WJ Looks to Elevate His Grade in Denver's Friendly Confines GM Performance Parts crew will call on The Professor's previous Colorado successes to overcome lack of high-altitude testing Sugar Hill, Ga., July 8, 2008 -- For most of his ...
WJ Looks to Elevate His Grade in Denver's Friendly Confines
GM Performance Parts crew will call on The Professor's previous Colorado successes to overcome lack of high-altitude testing
Sugar Hill, Ga., July 8, 2008 -- For most of his thirty-plus years of competition in the Pro Stock category, GM Performance Parts Pontiac racer Warren Johnson has been known as "The Professor" for his studious approach to the sport. Therefore, with the 2008 POWERade Drag Racing season reaching its midpoint, the six-time champion naturally took time to grade his own team's performance in the first twelve races. As expected, everyone was held accountable during his stern but fair evaluation, with two specific areas targeted for improvement heading into this weekend's Mile-High NHRA Nationals in Denver, CO.
"So far this season, I would give ourselves a 'C', simply because we have yet to win any races," said Johnson. "Looking at the results, our GM Performance Parts Pontiac has pretty much had the performance we need, but we haven't been able to capitalize on it by going rounds and getting to the winner's circle.
"We have two areas that we have to work on. First, we need to improve on our consistency, making good runs every time out. Second, we have to get a new alarm clock for the driver. If we can address those issues, we should be able to bring that grade up rather substantially."
Having established a plan for improvement, the Georgia-based crew will look to immediately put it into action at Bandimere Speedway, site of this weekend's race. Nestled in the side of a mountain, this family-owned facility offers a tremendous view of the city of Denver and the entire South Platte River Valley. Teams will have little time to admire the scenery, however, as they will be struggling to find horsepower in the wafer-thin air.
The difficulty factor is raised even higher for WJ & company, as their recent issues with their transporter precluded any testing prior to the race. Fortunately, having cut his racing teeth at tracks around the Denver area, The Professor is well-versed in how to adapt to the trying conditions. Armed with a virtual encyclopedia of high-altitude tuning notes, he arrives in the Centennial State determined to add to his stellar Mile-High resume.
"We only race in these extreme conditions once a year, putting a high priority on finding the right tune-up as quickly as possible," explained Johnson. "Every adjustment is magnified as far as its importance due to the lack of horsepower. We have the same tires and traction that we have at sea level, but three hundred less horsepower to get us down the track.
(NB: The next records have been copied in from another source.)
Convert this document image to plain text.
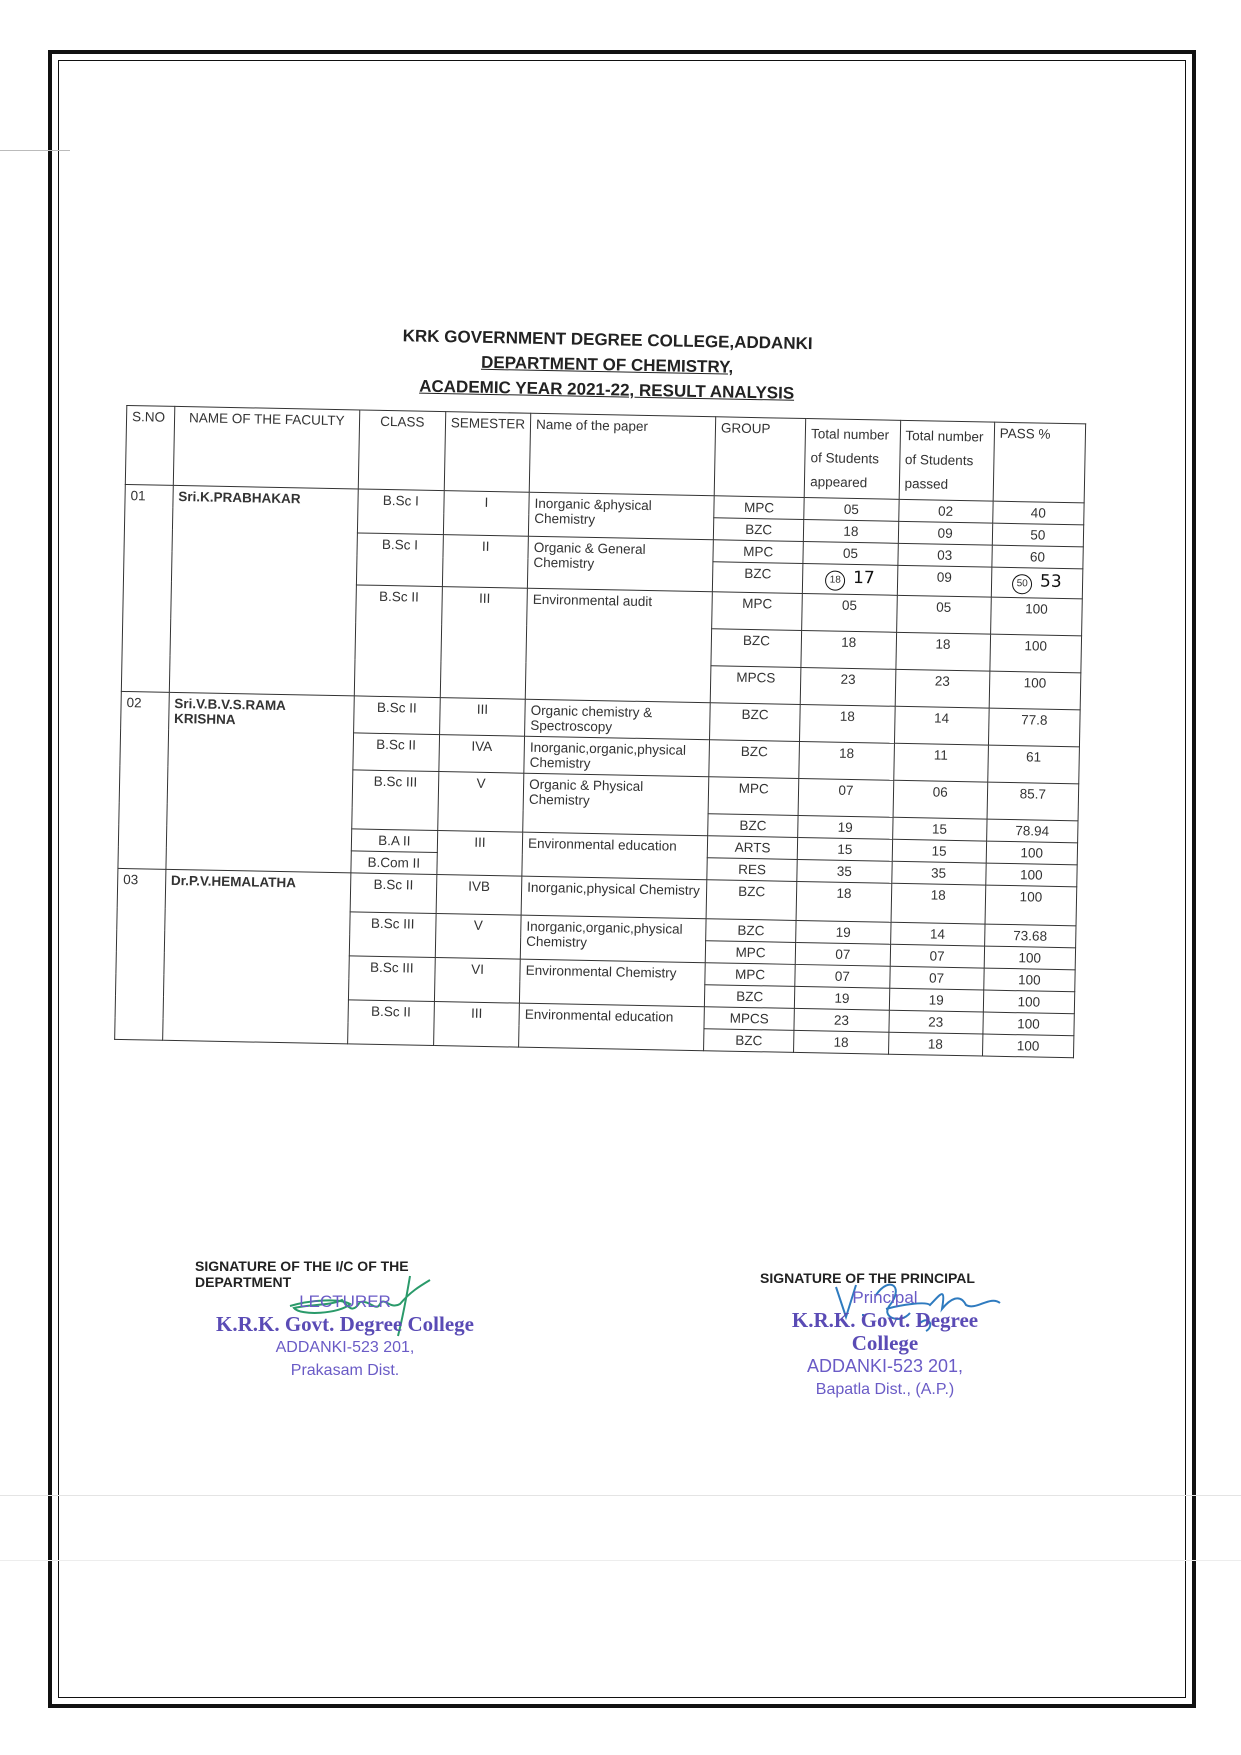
KRK GOVERNMENT DEGREE COLLEGE,ADDANKI
DEPARTMENT OF CHEMISTRY,
ACADEMIC YEAR 2021-22, RESULT ANALYSIS
S.NO	NAME OF THE FACULTY	CLASS	SEMESTER	Name of the paper	GROUP	Total number of Students appeared	Total number of Students passed	PASS %
01	Sri.K.PRABHAKAR	B.Sc I	I	Inorganic &physical Chemistry	MPC	05	02	40
					BZC	18	09	50
		B.Sc I	II	Organic & General Chemistry	MPC	05	03	60
					BZC	18 17	09	50 53
		B.Sc II	III	Environmental audit	MPC	05	05	100
					BZC	18	18	100
					MPCS	23	23	100
02	Sri.V.B.V.S.RAMA KRISHNA	B.Sc II	III	Organic chemistry & Spectroscopy	BZC	18	14	77.8
		B.Sc II	IVA	Inorganic,organic,physical Chemistry	BZC	18	11	61
		B.Sc III	V	Organic & Physical Chemistry	MPC	07	06	85.7
					BZC	19	15	78.94
		B.A II	III	Environmental education	ARTS	15	15	100
		B.Com II			RES	35	35	100
03	Dr.P.V.HEMALATHA	B.Sc II	IVB	Inorganic,physical Chemistry	BZC	18	18	100
		B.Sc III	V	Inorganic,organic,physical Chemistry	BZC	19	14	73.68
					MPC	07	07	100
		B.Sc III	VI	Environmental Chemistry	MPC	07	07	100
					BZC	19	19	100
		B.Sc II	III	Environmental education	MPCS	23	23	100
					BZC	18	18	100
SIGNATURE OF THE I/C OF THE DEPARTMENT
LECTURER
K.R.K. Govt. Degree College
ADDANKI-523 201,
Prakasam Dist.
SIGNATURE OF THE PRINCIPAL
Principal
K.R.K. Govt. Degree College
ADDANKI-523 201,
Bapatla Dist., (A.P.)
I'm not saying it's slow, but I do pack a lunch for every run.
"Seriously, though, I'm pretty well acclimated to racing in the altitude, being originally from Division Five. After all, I grew up racing at Castle Rock and Continental Divide, which were tracks outside Denver, and at Pueblo, which is a thousand feet higher than we'll be this weekend. That experience should come in handy this weekend, as we were unable to test at Bandimere because we probably won't have a tractor to pull our trailer until right before we leave for the Western Swing. It will be a bit of a gamble, especially in light of the changes made to the racing surface since last year, but we should be well-equipped to handle whatever gets thrown at us."